Among the running shoe leaders, Hoka appears to be one of the November standouts cited by a few Wall Street analysts.
Also doing well, based on search volume, were On Running‘s largest franchise, its Cloud 6, as well as its Cloudrunner and Cloudmonster ahead of their early 2026 updates. And Nike’s run category continues to show signs of acceleration. The Nike brand topped the must-have brand list for teens this past fall, according to a Piper Sandler study.
Jefferies equity analysts track 154 running styles from Adidas, Asics, Columbia, Hoka, Nike, On, Puma, Saucony, Salomon and Under Armour on a monthly basis.

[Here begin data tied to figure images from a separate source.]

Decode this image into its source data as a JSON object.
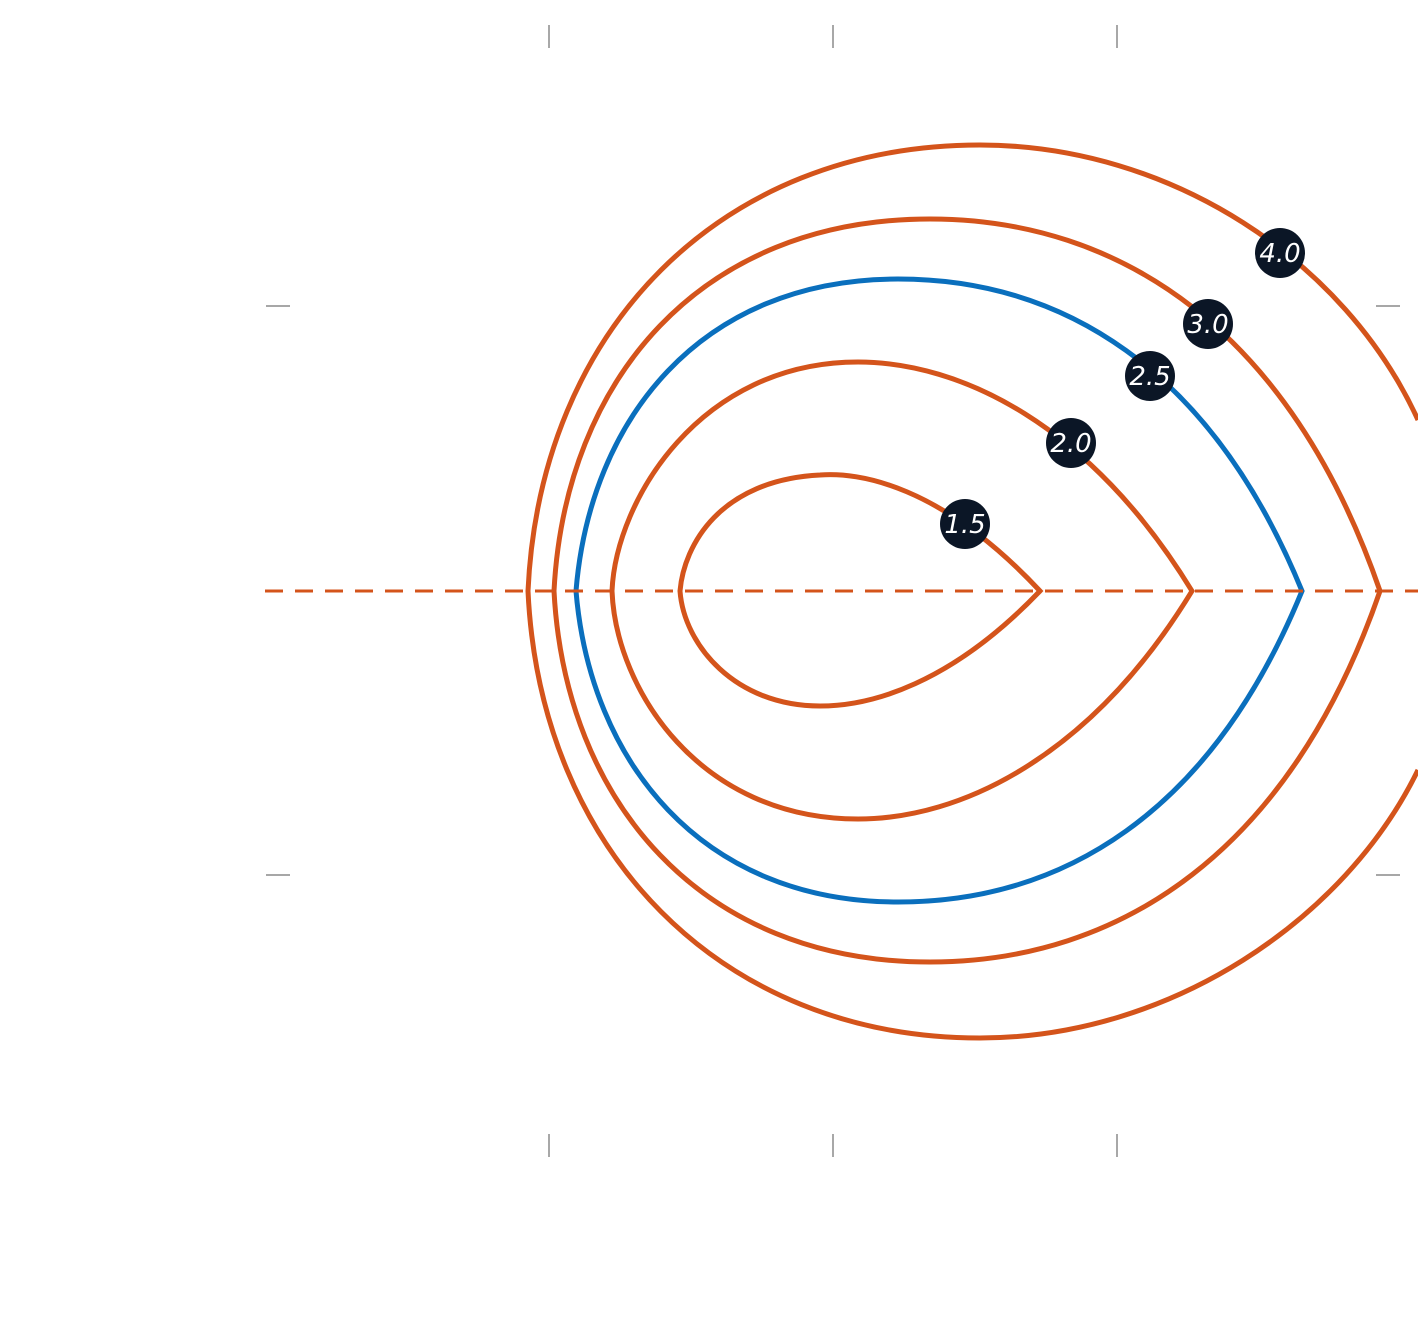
{
  "diagram": {
    "colors": {
      "background": "#ffffff",
      "contour": "#d4541b",
      "highlight_contour": "#0a6fbd",
      "label_badge": "#0b1626",
      "label_text": "#ffffff",
      "tick": "#8a8a8a"
    },
    "contours": [
      {
        "label": "1.5",
        "highlighted": false
      },
      {
        "label": "2.0",
        "highlighted": false
      },
      {
        "label": "2.5",
        "highlighted": true
      },
      {
        "label": "3.0",
        "highlighted": false
      },
      {
        "label": "4.0",
        "highlighted": false
      }
    ],
    "symmetry_axis": {
      "style": "dashed"
    }
  }
}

In its latest Running Style Rankings based on search volume, Hoka returned to the leaderboard in ninth spot after dropping out of the Top 10 in October. In Month-over-Month (MoM) Growth Rankings, the Adidas Ultrarun outpaced in November, leading with traffic growth of up 4,683 percent, followed by Under Armour’s Bandit at up 4,155 percent, and Asics Gel-Pulse at up 411 percent. Among the top 10 MoM demand growers, Hoka Rincon at 10,000, Nike Wildhorse at 8,000 and On Cloudvisa at 6,000 exhibited the strongest LTM (Last 12 Months) average monthly search volume, according to a report from analyst Randal Konik.
Among the LTM running style demand trends, Nike Pegasus kept the top spot with an average monthly search volume of 332,000, followed by Nike Vomero at 329,000 and Adidas Terrex at 243,000. Among the top 10 most in demand running styles over the last 12 months, Hoka’s Clifton led MoM growth at up 24 percent, followed by Nike Vomero at up 22 percent and the Hoka Bondi at up 14 percent. According to Jefferies data, Vomero has been closing the gap to Nike leader Pegasus.
Guggenheim Partners analyst Simeon Siegel said Tuesday that based on proprietary checks across the athletic and footwear space over the Black Friday and Cyber Monday period, the On and Hoka brands were ” standouts.”
For Hoka, based on Guggenheim’s “sell-out proxy report,” the brand saw a 550 basis point improvement from Nov. 11 through Dec. 12, with its two largest franchises seeing gains. The Clifton 10 was up 650 basis points and the Bondi 9 was up 450 basis points.
“We believe the brand also benefited from a 20 percent site-wide discount at Hoka.com during the Black Friday/Cyber Monday period,” Siegel said.
At On, the Guggenheim analyst estimated a 650 basis point improvement during the period across models it tracked, with the Cloud 6 up 600 basis points. The outgoing Cloudrunner 2 and Cloudmonster 2 franchises — both accounting for more than 5 percent of company sales — tracked up 650 basis points and up 700 basis points, respectively. The Cloudrunner 2 and Cloudmonster 2 are set to receive updates in the first quarter of 2026. Siegel said the Cloudrunner 2 and Cloudmonster 2 had 60 percent and 70 percent, respectively, of their sizes “sold-out across key U.S. retailers as of Dec. 12.” For the Cloud 6, the analyst said that style ended Dec. 12 with 38.5 percent of U.S. sizes sold out.
“We observed only light discounts for On with less than 10 percent of Cloud 6 colorways marked down across the key retailers we track,” Siegel said.
And at Nike Run, Siegel said the category improved by 380 basis points, below both On and Hoka, with strength across its Vomero franchises. The Vomero 18 — which Siegel described as Nike’s biggest response to Hoka — is estimated at up 450 basis points and the Vomero Plus at up 850 basis points, with both offsetting the projected normalization for its road-running Pegasus Premium, which was down 150 basis points. The analyst said all three “are showing signs of scaling, as our data suggests stable sell-out rates despite an increasing amount of colorways carried by key accounts.”
“We estimate that 15 percent to 20 percent of Vomero 18 colorways were marked down during the Black Friday/Cyber Monday weekend across Nike direct-to-consumer and key wholesale accounts we track,” Siegel said, adding that the mark downs include colorways eligible for an extra 30 percent off coupon at Nike.com.
Survey data from Circana notes that running footwear has risen in popularity because the comfort factor works just as well for athletic performance as it does for walking around on a daily basis.
In a recent survey of 1,000 consumers about their running preferences, Hoka and Brooks have been vying for the number one spot, while data points show that Nike and Adidas have shown signs of improvement in their respective turnaround strategies, with innovation fueling strong growth at both brands.